Procès des attentats du 13 novembre : Salah Abdeslam demande le "dialogue" afin d'éviter de nouveaux attentats

Visiblement, Salah Abdeslam est le champion des provocations inutiles qui font même rire nerveusement les membres de l’audience.

Le 8 septembre s’est ouvert le procès des attentats du 13 novembre à Paris. Dans le box des accusés, Salah Abdeslam, le seul membre des commandos encore en vie. Depuis le début du procès, ce dernier n’a cessé de provoquer la France et les Français en tenant des propos lunaires. « Ça fait six ans que je suis traité comme un chien », « Quand François Hollande a pris la décision d’attaquer l’État Islamique, il savait que sa décision comportait des risques. (…) Il savait qu’en prenant cette décision, des Français allaient trouver la mort »… De multiples interventions qui n’ont fait que remuer le couteau dans la plaie et n’ont apporté aucun élément pour l’avancée de l’audience. Une nouvelle fois, Salah Abdeslam s’est montré plus qu’agaçant.
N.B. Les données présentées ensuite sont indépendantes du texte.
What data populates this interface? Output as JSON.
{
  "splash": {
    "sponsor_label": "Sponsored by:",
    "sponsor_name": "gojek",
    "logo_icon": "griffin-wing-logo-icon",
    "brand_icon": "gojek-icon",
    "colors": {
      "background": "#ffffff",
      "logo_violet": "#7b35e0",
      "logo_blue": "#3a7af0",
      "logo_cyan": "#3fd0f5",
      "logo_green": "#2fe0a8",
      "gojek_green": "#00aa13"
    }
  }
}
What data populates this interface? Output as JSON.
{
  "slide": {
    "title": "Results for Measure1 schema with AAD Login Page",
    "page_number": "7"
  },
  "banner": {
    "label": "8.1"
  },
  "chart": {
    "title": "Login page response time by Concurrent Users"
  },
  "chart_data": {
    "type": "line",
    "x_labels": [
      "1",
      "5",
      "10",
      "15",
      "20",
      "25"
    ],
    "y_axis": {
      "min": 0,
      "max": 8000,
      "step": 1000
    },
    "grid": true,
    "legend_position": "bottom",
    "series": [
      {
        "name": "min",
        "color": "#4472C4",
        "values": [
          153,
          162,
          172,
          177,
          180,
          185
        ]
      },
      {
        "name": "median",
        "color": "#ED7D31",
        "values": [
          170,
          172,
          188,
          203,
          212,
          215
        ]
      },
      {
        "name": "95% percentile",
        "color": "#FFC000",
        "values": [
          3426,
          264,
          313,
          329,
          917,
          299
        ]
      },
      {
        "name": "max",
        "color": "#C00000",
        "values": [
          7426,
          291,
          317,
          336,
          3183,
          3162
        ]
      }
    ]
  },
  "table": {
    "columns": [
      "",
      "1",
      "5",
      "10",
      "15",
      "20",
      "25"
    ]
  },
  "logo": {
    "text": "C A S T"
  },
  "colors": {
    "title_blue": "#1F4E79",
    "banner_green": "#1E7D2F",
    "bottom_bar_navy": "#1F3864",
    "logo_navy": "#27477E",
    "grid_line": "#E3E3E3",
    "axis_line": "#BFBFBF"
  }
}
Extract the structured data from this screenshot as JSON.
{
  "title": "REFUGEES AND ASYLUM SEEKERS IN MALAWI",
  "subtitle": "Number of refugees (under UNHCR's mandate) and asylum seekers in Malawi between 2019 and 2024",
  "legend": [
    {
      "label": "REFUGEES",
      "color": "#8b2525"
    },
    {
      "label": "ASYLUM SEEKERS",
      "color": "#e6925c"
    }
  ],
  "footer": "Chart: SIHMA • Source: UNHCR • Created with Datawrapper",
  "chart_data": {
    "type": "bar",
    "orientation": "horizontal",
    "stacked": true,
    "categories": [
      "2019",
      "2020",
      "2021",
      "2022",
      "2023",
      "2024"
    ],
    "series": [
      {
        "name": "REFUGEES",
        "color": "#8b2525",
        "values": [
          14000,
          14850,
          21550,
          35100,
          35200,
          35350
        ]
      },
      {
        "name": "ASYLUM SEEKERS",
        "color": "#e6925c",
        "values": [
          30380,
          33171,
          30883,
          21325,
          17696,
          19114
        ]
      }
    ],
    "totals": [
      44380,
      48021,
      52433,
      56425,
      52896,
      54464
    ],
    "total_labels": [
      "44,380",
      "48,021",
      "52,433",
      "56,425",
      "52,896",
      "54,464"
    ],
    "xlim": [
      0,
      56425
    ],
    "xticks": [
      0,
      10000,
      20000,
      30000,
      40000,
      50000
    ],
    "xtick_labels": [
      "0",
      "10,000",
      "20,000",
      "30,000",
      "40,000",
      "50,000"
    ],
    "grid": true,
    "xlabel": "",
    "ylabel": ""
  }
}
Nouvelle saillie de S. Abdeslam à la fin de la déposition du policier. « Je voudrais faire un commentaire sur ces vidéos, si on les sort de leur contexte, je suis le 1er a désapprouver. Mais si on les met dans leur contexte je ne peux les condamner » #proces13novembre @CNEWS

Hier, l’audience a commencé avec le témoignage d’un enquêteur qui a effectué les constatations au bar La Belle équipe, où 21 personnes sont décédées. Une vidéo a alors été diffusée où l’on voit les terroristes tirer sur la terrasse dont Brahim Abdeslam, frère aîné de Salah, qui se fera plus tard exploser dans un bar du 11e arrondissement. « Je voudrais faire un commentaire sur les vidéos. (…) Si on les sort de leur contexte, je suis le premier à les désapprouver. Mais si on les met dans leur contexte, je ne peux les condamner« , a expliqué Salah Abdeslam, de marbre. « Il y a des Français, des Allemands des Belges de confession musulmane qui ont immigré en Syrie et en Irak pour vivre leur religion dignement. La France les a assassinés. Si la France compte ses morts, nous on a arrêté de compter« , a-t-il continué. Suite à ces déclarations, il a même appelé au dialogue…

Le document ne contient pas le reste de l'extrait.